Skunk Ape.
Some of this reportage is based on the journals of the enviably named Professor Ethan Lovejoy, the Gertrude Toynbee Chair of Cryptozoological Studies at Tulane University.
Professor Lovejoy's office is rarely visited. It is Dinwiddie Hall, across the corridor from the room where Tulane's mummies are stored. This suits the professor. He is getting up in years, so he enjoys the peace and quiet.
" I do not seek to understand that I may believe but believe that I might understand. For this too I believe since, unless I first believe, I shall not understand." -St. Anselm of Canterbury (1033-1109).
St. Anselm is known as the Doctor Magnificus. This is a quotation that is framed on Professor Lovejoy's office wall.
Ethan Lovejoy knows all the guards who work in the mummy room. They are cowardly and dim-witted lot. The studious professor knows what the guards do with the mummies. He turns a blind eye. He gets a cut.
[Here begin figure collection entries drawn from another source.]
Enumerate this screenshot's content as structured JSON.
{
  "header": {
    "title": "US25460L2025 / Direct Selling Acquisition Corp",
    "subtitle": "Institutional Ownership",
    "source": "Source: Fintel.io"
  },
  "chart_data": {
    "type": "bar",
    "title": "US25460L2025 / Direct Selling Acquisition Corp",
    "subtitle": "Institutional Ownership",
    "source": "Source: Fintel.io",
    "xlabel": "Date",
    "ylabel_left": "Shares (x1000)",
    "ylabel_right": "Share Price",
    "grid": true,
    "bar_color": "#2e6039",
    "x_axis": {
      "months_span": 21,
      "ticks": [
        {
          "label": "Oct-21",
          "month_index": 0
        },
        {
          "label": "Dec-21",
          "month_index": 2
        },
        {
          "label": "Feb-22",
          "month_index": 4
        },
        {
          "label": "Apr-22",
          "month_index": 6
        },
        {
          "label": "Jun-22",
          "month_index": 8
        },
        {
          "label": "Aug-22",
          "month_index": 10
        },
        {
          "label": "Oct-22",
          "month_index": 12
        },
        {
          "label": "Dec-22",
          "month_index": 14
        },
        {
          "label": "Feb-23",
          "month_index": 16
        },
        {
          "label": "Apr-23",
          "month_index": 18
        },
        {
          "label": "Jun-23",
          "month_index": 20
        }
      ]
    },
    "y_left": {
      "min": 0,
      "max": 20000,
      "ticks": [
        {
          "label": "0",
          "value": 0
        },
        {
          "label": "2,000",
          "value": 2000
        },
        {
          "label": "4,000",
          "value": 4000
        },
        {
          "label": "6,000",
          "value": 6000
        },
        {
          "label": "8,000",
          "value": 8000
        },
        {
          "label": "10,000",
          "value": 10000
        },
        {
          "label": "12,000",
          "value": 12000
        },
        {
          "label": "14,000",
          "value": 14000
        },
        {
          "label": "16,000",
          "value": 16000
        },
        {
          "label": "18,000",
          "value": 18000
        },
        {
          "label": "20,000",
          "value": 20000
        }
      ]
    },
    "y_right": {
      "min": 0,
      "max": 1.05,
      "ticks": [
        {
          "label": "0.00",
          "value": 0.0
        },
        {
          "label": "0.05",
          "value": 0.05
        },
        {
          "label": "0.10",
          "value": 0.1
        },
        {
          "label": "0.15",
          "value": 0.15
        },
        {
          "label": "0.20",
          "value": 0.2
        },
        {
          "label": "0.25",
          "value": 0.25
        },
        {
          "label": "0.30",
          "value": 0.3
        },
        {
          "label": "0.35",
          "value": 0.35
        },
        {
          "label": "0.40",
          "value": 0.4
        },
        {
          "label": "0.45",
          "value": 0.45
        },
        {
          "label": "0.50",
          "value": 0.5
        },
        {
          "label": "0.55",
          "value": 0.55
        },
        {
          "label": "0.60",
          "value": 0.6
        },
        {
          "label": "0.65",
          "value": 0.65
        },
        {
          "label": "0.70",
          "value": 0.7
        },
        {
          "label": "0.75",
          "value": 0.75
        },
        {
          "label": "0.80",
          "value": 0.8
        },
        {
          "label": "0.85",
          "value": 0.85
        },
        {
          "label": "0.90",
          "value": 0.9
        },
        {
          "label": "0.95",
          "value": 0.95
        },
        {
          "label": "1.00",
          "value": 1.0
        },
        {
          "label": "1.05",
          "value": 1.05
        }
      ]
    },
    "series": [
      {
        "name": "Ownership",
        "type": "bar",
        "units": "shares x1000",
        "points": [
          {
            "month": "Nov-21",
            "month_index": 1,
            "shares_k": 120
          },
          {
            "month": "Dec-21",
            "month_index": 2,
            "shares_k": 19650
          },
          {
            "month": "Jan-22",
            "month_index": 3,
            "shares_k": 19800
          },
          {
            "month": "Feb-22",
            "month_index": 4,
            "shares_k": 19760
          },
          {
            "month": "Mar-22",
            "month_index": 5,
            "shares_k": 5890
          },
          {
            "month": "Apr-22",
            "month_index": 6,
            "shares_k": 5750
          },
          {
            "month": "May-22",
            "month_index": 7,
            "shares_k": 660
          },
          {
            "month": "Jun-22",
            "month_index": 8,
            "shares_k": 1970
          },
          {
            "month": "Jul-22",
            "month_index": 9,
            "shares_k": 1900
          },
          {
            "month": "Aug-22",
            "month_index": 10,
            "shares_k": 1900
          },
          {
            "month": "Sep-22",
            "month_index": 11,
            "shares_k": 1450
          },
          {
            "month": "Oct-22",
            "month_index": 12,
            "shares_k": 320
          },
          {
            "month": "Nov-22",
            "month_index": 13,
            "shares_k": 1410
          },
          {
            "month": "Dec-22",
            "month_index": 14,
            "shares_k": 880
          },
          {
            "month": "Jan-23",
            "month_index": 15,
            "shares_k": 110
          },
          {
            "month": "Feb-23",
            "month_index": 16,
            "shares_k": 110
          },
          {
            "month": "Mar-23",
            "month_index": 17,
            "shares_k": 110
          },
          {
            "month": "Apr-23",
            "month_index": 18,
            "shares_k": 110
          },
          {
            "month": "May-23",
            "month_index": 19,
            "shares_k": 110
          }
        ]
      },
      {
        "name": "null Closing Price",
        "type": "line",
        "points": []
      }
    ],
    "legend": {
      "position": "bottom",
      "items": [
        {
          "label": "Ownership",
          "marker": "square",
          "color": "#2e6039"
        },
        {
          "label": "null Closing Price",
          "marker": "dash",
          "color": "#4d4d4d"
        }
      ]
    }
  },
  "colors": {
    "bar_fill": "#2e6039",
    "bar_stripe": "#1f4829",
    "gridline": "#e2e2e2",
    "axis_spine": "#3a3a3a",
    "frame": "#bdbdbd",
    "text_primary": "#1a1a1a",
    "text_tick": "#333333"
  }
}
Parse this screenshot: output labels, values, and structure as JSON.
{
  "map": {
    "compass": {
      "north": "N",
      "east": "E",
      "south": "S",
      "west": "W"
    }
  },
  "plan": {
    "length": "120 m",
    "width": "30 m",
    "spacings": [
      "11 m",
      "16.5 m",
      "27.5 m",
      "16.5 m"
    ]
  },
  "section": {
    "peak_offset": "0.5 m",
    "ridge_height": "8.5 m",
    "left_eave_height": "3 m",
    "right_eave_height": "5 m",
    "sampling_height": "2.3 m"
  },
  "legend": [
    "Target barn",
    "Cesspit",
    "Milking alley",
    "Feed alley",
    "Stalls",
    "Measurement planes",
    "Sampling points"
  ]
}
Prof. Lovejoy often works late into the night, often past the witching hour. His quiet contemplation of scholarly matters is often interrupted by giggling in the hall. They charge admission to see the mummies after hours.
The kind of people who want to visit the mummy room after dark fall into two categories. Most are occultists or paranormal investigators. Some are just perverts.
Because of the mummies' age, a guard has to be in the room at all times.
Professor Lovejoy came to New Orleans in 1964, intrigued by reports of the Honey Island Swamp Monster in nearby Pearl River. The monster was first sighted in 1963 in a remote corner of the Honey Island Swamp, one of the last pristine marshlands. The swamp where the monster was first seen is untouched by civilization. It is primeval.
Tulane University was just starting up its cryptozoology department at the time and Prof. Lovejoy was one of the first hires. He made a name for himself in New Orleans by tracing the origins of the Scout Island Skunk Ape in City Park back to the Honey Island Swamp.